Berg Family, Redwood County
“I’ve got to feed mouths and make house payments,” Bob said. “It has to come out of my day job because farming can’t pay for it.”
The year 2018 brought a blow to the Berg farm, with storms drowning 200 of their soybean acres. That’s 200 fewer acres to be paid for.
“We didn’t get crop insurance payments for it because the fields yielded above Actual Production History,” Bob said. “And we didn’t get any of the (Market Facilitation Program payments) either. It was a double whammy.
“But we got through it. We always do.”
It’s tough news for Theo, who said he wants to farm the land eventually, too. He does quite a bit of work already, a blessing for the older generations.
“The winters come so fast, we barely get done harvesting,” Bob said. “If it weren’t for Theo, there’s a lot of stuff we wouldn’t have gotten done. It’s gonna be that way this year, too, I think.”
How to endure
The Bergs were chronicled in the 2018 series of videos that debuted at the Farmers Union Coffee Shop at the Minnesota State Fair, highlighting various MFU members. Bob opened up about the drowned acres and admitted that it was tough on him and his family.
“But you’ve got to have hope,” he added.
In today’s farm economy, hope is easier said than done. However, there are a few areas farmers can control, including whom they work with.
“You’ve got to work with a good lender, that’s probably most important,” Bob said.
Being involved with MFU is another way the Bergs endure. They know they can trust our organization to be a voice for family farmers at the Legislature. In particular, the need for the next generation of farmers concerns them.
“They want to farm, but it’s really hard,” Mary said. “It takes money.”
“The problem is, if you’re not working close with the landlord to rent you land at a reasonable price, somebody will always outbid you,” Bob added. “I don’t care where you’re at, somebody will pay more than what you’re going to pay and there’s a breaking point for a young farmer to get involved in farming.”
That’s why MFU advocates for programs such as the Beginning Farmer Tax Credit, which incentivizes retiring farmers to sell or rent their land to beginning farmers. Richard lauded it as a step in the right direction. But we’ve got much more work to do.
“It helps that we have Thom (Petersen) in there now (as Commissioner of Agriculture),” Tracie said. Thom was a strong advocate for beginning farmer programs as MFU Government Relations Director for 16 years, and now leads the way on them as Commissioner.
From Wanda to Washington
The Wanda Local that Richard and Mary Berg were active in once has disbanded, but they haven’t forgotten what it meant to them.

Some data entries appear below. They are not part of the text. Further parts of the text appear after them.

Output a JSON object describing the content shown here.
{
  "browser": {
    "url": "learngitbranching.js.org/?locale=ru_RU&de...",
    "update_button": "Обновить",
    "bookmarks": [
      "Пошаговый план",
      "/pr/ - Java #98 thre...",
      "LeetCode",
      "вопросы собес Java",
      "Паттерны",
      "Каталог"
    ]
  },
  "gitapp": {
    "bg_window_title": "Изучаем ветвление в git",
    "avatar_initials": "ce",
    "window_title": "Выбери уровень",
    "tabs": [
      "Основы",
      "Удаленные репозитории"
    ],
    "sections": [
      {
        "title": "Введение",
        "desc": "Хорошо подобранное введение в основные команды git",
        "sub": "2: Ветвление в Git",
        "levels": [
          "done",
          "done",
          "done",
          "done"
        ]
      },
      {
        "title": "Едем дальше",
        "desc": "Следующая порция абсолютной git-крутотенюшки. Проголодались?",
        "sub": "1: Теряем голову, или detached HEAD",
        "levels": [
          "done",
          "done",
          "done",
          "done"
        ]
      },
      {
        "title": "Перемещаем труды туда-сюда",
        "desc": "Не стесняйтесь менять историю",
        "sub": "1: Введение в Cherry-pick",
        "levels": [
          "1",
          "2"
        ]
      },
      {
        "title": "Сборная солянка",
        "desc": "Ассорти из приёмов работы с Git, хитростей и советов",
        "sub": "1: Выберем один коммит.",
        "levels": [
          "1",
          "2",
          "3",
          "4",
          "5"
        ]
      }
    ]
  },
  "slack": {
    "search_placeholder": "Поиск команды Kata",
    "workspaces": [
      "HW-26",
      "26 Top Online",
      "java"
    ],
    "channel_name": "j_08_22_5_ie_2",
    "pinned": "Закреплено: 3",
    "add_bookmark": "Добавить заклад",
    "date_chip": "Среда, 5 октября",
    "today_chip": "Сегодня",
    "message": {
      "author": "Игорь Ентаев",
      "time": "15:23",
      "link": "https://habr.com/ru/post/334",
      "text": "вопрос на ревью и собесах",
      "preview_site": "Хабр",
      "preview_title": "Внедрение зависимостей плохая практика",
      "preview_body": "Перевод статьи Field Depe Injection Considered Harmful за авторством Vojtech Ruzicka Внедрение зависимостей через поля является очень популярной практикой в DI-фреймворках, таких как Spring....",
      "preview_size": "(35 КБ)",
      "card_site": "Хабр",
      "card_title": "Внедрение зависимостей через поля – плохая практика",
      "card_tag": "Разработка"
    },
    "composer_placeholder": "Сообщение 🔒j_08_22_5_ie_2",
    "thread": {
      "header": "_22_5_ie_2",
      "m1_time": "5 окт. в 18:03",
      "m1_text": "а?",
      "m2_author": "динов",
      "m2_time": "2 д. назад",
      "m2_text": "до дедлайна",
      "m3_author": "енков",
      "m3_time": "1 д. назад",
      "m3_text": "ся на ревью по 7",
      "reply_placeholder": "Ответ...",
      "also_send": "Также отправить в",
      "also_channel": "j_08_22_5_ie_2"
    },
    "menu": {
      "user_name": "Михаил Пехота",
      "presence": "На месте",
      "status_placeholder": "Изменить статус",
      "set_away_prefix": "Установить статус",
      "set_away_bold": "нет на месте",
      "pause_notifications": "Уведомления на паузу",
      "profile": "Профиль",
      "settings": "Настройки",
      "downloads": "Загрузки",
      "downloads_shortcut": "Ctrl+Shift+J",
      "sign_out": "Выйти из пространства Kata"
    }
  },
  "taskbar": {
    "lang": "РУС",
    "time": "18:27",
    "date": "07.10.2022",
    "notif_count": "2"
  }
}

“We had a neighbor who was really strong in Farmers Union,” Richard said. “He even went to Washington, D.C. with about a hundred people to speak up for the railroads.”
Bob and Tracie got to go to the nation’s capital themselves in 2018, as part of the Farmers Union Enterprises Leadership Couples program. Together with couples from North Dakota, South Dakota, Montana and Wisconsin Farmers Unions, they went through leadership training, public speaking and advocacy work.
“We met a lot of wonderful people from the other states, and they deal with a lot of the same issues we do,” Bob said. “I wish we were still in it.”
The Washington trip for the couples was the 2018 National Farmers Union Legislative Fly-In, which Bob and Tracie remember fondly.
“All the training was overwhelming when we were doing it, but when you think about it later, it’s really beneficial,” Tracie said.
And how will the farm’s next generation become leaders? Theo got his start by attending MFU Leadership Camp in 2017, learning how to build cooperatives. Reese hasn’t gotten the chance to attend yet, but it’s likely he will too.
In the meantime, we’ll keep fighting for families like the Bergs to farm for many more generations to come, and to make it possible for everyone with farm dreams to live them out.